I reported this as a bug for Chrome (#749833) but Chrome developer say it's likely to be a Tomcat problem.
Comment 1 Mark Thomas 2017-07-30 20:45:14 UTC
This is as a result of user agent behaviour.

Tomcat marks the session cookie for sessions created under https as secure. This ensures that user agents do not send session IDs for secure sessions over http.

In the http->https case
- The first request creates a session and sets a non-secure session cookie
- The browser sends this session cookie with the ws request
- The second request continues to use the session cookie because sending a non-secure cookie over https is allowed
- The wss request uses the non-secure session cookie for the same reason

In the https->http case
- The first request creates a session and sets a secure session cookie
- The browser sends this session cookie with the wss request (since secure cookies can be sent with https requests)
- The second request continues does not use the session cookie because sending a secure cookie over http is not allowed.

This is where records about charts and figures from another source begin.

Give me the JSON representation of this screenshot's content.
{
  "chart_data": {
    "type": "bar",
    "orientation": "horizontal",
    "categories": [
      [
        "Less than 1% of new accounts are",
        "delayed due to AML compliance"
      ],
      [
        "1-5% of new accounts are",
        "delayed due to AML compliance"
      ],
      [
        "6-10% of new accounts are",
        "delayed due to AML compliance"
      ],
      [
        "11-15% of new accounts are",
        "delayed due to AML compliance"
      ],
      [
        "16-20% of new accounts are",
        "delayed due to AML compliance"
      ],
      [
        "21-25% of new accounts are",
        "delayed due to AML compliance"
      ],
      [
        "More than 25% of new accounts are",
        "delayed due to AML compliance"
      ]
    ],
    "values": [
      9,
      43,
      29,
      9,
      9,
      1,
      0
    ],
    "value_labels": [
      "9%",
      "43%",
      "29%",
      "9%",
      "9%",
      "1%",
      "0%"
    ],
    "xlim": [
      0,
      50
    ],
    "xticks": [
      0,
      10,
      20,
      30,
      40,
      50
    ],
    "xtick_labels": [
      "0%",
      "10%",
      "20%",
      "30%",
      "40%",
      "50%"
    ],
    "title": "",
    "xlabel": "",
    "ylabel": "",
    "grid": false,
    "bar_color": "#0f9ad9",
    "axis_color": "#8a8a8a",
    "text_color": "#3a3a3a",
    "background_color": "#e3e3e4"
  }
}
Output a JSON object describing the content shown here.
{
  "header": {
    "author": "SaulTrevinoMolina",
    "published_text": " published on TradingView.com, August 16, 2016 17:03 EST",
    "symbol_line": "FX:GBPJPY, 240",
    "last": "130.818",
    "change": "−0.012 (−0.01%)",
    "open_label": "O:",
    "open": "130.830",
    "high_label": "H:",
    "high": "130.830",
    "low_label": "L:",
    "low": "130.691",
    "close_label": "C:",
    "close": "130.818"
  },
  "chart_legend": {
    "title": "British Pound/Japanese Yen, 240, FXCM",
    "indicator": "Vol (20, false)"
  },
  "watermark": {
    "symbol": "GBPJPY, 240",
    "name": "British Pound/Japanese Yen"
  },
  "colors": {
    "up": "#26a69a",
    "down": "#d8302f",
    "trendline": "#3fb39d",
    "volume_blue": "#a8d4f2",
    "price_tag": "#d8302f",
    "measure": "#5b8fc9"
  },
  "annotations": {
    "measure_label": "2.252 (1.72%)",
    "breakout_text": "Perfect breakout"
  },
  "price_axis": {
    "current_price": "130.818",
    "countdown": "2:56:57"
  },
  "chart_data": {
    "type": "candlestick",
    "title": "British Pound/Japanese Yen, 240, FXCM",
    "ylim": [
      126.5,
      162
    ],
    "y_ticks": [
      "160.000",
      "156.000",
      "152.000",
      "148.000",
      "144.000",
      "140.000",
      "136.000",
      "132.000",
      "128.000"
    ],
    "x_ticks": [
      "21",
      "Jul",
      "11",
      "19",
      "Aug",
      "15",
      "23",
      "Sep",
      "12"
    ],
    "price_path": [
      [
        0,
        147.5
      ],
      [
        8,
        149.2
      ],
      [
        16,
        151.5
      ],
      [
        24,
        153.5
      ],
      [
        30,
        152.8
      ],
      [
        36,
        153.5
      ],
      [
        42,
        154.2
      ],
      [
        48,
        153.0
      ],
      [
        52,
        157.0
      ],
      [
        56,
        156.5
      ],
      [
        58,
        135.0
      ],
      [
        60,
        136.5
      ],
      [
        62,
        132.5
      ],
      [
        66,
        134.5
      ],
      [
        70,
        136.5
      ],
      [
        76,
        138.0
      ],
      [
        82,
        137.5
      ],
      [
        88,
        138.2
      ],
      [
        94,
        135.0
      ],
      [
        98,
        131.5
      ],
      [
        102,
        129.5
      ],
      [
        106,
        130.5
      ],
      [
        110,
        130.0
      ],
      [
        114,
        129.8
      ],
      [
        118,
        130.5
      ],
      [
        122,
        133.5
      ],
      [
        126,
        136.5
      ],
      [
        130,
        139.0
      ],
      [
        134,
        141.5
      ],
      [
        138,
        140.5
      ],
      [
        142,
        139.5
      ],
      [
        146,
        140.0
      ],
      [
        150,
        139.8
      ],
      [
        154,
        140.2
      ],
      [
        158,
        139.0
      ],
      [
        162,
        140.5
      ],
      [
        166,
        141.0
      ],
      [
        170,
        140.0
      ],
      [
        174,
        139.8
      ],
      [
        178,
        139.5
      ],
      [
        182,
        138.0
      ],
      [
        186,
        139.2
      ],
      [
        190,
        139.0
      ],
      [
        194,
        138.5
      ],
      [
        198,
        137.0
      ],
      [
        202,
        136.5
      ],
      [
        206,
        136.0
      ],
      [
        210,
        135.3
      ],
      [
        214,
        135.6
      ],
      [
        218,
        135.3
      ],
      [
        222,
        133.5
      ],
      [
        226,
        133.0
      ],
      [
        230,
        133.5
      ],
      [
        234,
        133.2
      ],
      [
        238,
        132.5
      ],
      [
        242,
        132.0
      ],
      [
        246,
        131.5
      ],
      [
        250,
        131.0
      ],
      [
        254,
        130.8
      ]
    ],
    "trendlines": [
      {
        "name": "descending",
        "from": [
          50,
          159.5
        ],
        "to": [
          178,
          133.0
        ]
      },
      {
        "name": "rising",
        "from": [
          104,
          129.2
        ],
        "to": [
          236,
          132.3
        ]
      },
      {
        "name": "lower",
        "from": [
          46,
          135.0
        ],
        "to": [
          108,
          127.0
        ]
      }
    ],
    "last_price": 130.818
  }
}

Tomcat creates a new session and sends the user agent a non-secure cookie for that session
- The user agent ignores this cookie (I'm guessing so that it doesn't over-write the secure one in case of a switch back to https)
- The ws request is also sent without a session cookie. Hence the WebSocket handshake does not see a session.
Comment 2 Michael Enke 2017-07-31 07:24:04 UTC
Thank you very much for the explanation!